Il l'a tant regardée qu'il ne sait plus s'il doit admirer le génie de celui qui l'a peinte ou maudire le destin qui lui a fait croiser la route de cette tête de femme bizarre avec cette énorme main en premier plan.
Cette toile, en couverture, de Pablo Picasso, qui date de 1921, est, dans le roman de Daniel Monnat, le corps de La faute commise au début des années 1940 par son jeune protagoniste Michel Suter.
En 1939, originaire de La Chaux-de-Fonds, où son père est horloger, celui-ci étudie la médecine à Genève. Ses parents ont fait des sacrifices pour qu'il se rende dans la cité de Calvin où le verbe est roi
En effet, à Genève, les troupes des idéologies totalitaires de l'époque - nazisme, fascisme et communisme - s'y affrontent à coups de slogans et d'injures, mais pas seulement, également à coups de poings.
Michel n'est attiré par aucune. D'origine ouvrière et jurassienne, il devrait être proche de la gauche, mais il a surtout l'ambition de s'intégrer dans la bourgeoisie locale et a des vues sur la fille d'un banquier.
Bien malgré lui Michel va se trouver au coeur de ces affrontements, d'autant que son frère aîné Alain est un adepte de l'idéologie nazie et que le père de sa dulcinée n'y est pas hostile, par opportunisme.
Sa rencontre avec Daniel, sa femme Judith et leur fille Sarah, Munichois de confession juive, lui donne l'occasion de commettre la faute qu'il n'aura de cesse pendant le reste de la guerre de vouloir réparer.

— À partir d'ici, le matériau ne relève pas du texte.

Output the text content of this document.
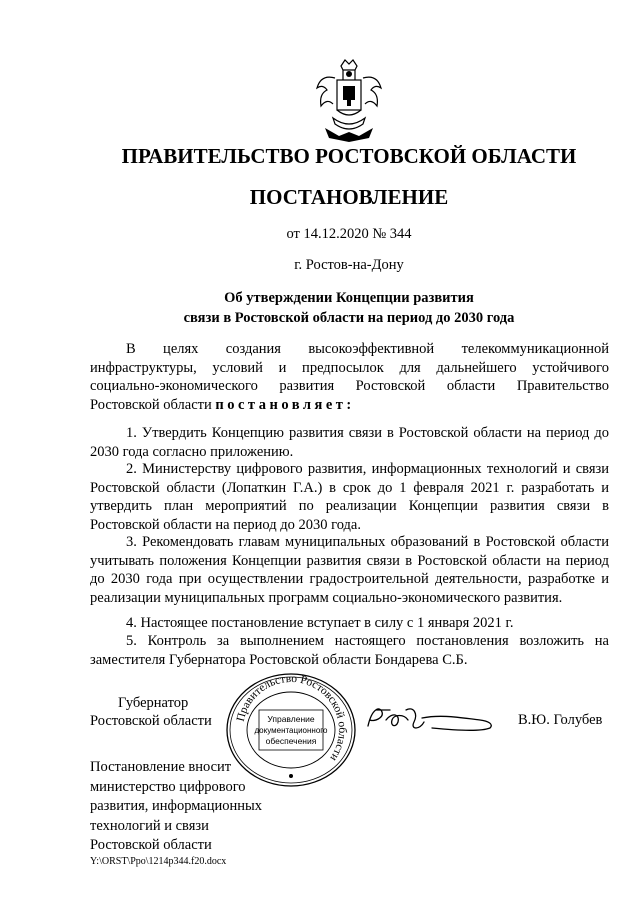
ПРАВИТЕЛЬСТВО РОСТОВСКОЙ ОБЛАСТИ
ПОСТАНОВЛЕНИЕ
от 14.12.2020 № 344
г. Ростов-на-Дону
Об утверждении Концепции развития
связи в Ростовской области на период до 2030 года

В целях создания высокоэффективной телекоммуникационной инфраструктуры, условий и предпосылок для дальнейшего устойчивого социально-экономического развития Ростовской области Правительство Ростовской области постановляет:

1. Утвердить Концепцию развития связи в Ростовской области на период до 2030 года согласно приложению.

2. Министерству цифрового развития, информационных технологий и связи Ростовской области (Лопаткин Г.А.) в срок до 1 февраля 2021 г. разработать и утвердить план мероприятий по реализации Концепции развития связи в Ростовской области на период до 2030 года.

3. Рекомендовать главам муниципальных образований в Ростовской области учитывать положения Концепции развития связи в Ростовской области на период до 2030 года при осуществлении градостроительной деятельности, разработке и реализации муниципальных программ социально-экономического развития.

4. Настоящее постановление вступает в силу с 1 января 2021 г.

5. Контроль за выполнением настоящего постановления возложить на заместителя Губернатора Ростовской области Бондарева С.Б.

Губернатор
Ростовской области Правительство Ростовской области
Управление
документационного
обеспечения
В.Ю. Голубев
Постановление вносит
министерство цифрового
развития, информационных
технологий и связи
Ростовской области
Y:\ORST\Ppo\1214p344.f20.docx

Avant de partir pour Paris, les Tauchner lui confient le Picasso, qui a une grande valeur et qui leur servira en cas de besoin pour rebondir s'ils doivent revenir en Suisse, ce qui ne manque pas de se produire.
Seulement, entre-temps, Michel, étudiant pauvre, a mis en gage le tableau pour avoir les moyens d'offrir une bague de fiançailles à sa promise. Aussi Michel ne sait-il pas comment se dépêtrer de la situation.
Michel a le tort d'en parler à son frère, qui ne recule pas devant les grands moyens pour résoudre le problème: il s'occupe de refouler les Tauchner quand ils traversent la frontière et les livre aux Allemands.
Dès lors Michel change. L'exempté de service militaire paye de sa personne pour retrouver les Tauchner dans l'enfer de cette guerre atroce où les Juifs sont exterminés, ce qui le conduit à Smolensk et à Minsk.
Ce que Michel voit là-bas, en Russie et en Biélorussie, l'auteur le raconte avec force détails et le lecteur doit s'accrocher parce que, si nombre de personnages sont fictifs, les faits sont bien réels et documentés.
Le prologue se passe à Genève en 1959 et précède l'épilogue dans le temps. Le lecteur sait donc dès le début la fin de l'histoire. Mais le roman à rebondissements lui apprend ce qui s'est passé de 1939 à 1944.